Teen boy #1: Yeah, and then there’s the what-do-you-call-its — those Doritos X-13-D or whatever — where you name the flavor.
Teen boy #2: Haha, yeah. They probably just, like, mixed ingredients or something and didn’t know what to call it.
Teen boy #1: All I know is it tasted like Dijon mustard and chicken Ramen noodles.

–Manteo, North Carolina

Overheard by: Sarah J

Teen: Fuck Hitler! Fuck Hitler! Fuck Hitler! … Fuck Hitler.

–Seacliff Beach, Santa Cruz, California

Teenage boy: I love grass near the beach. Like, if this grass were on Ft. Rucker it would suck, 'cause it's just grass. But here it's awesome, because you know there's a beach next to it.
Dad: What the hell are you talking about?
Teenage boy: What!

–Pendleton Beach, Virginia

Overheard by: Middle child

Teen girl #1: Are you done yet?
Teen girl #2: Still haven’t done it yet… By the way, you might not want to get in the way of the current!
Boy: Gross! She’s peeing!
Teen girl #2: Shhh! Everyone can hear you!

–Long Beach Island, New Jersey

16-year-old girl holding sand crab: Look! I found a frog… or something.

–Seaside Heights, New Jersey

Overheard by: Ashley

Teen girl #1: The sand is so hot!
Teen girl #2: That’s why God put the sand near the water.
Teen girl #1: God was a genius!

–Fair Haven Beach, New York

Overheard by: Jane

Teen girl: We don't eat souvlakis. My dad hates Mexican food.

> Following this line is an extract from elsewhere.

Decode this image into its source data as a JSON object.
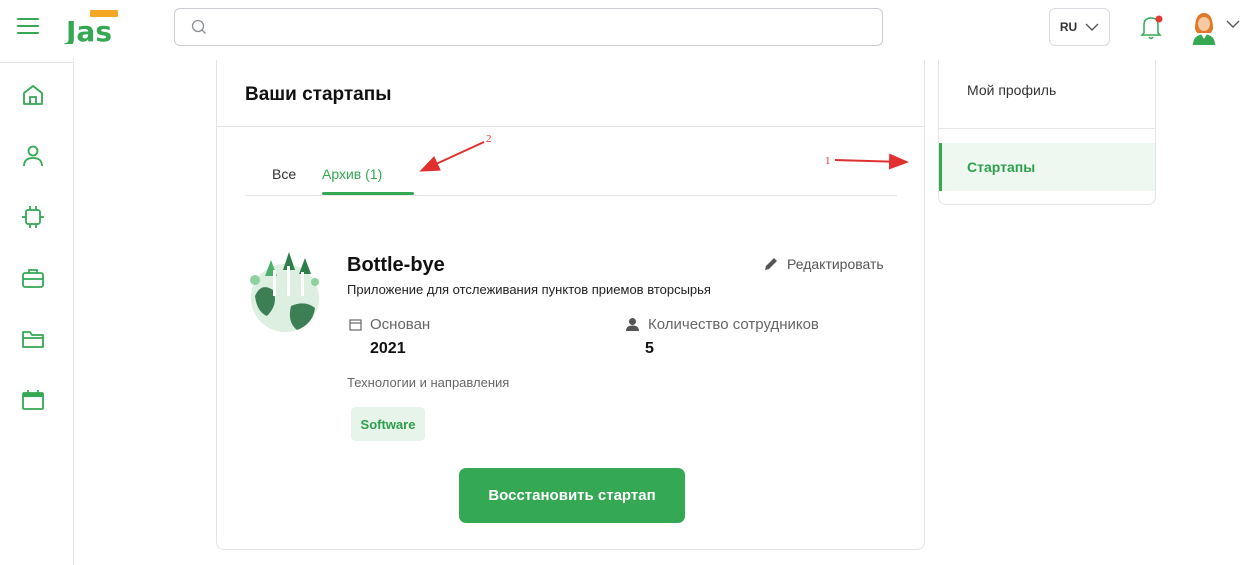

–Brighton Beach, Australia

Teen #1: Get out of the street! There’s a car coming.
Teen #2, not moving: I don’t care.
Teen #3: God, you’re so emo, it’s ridiculous.

–Rockport, Massachusetts

Overheard by: Avery

Teenage girl #1: To make a long story short, she was pretty pissed that they removed the wrong one.
Teenage girl #2: Yeah… But either way it was probably an improvement.

–Huntington Beach, California

Teen tourist: Oh my God, there’s a high school over there! Wait, does that mean people actually live here? I thought it was just a tourist place. Weird.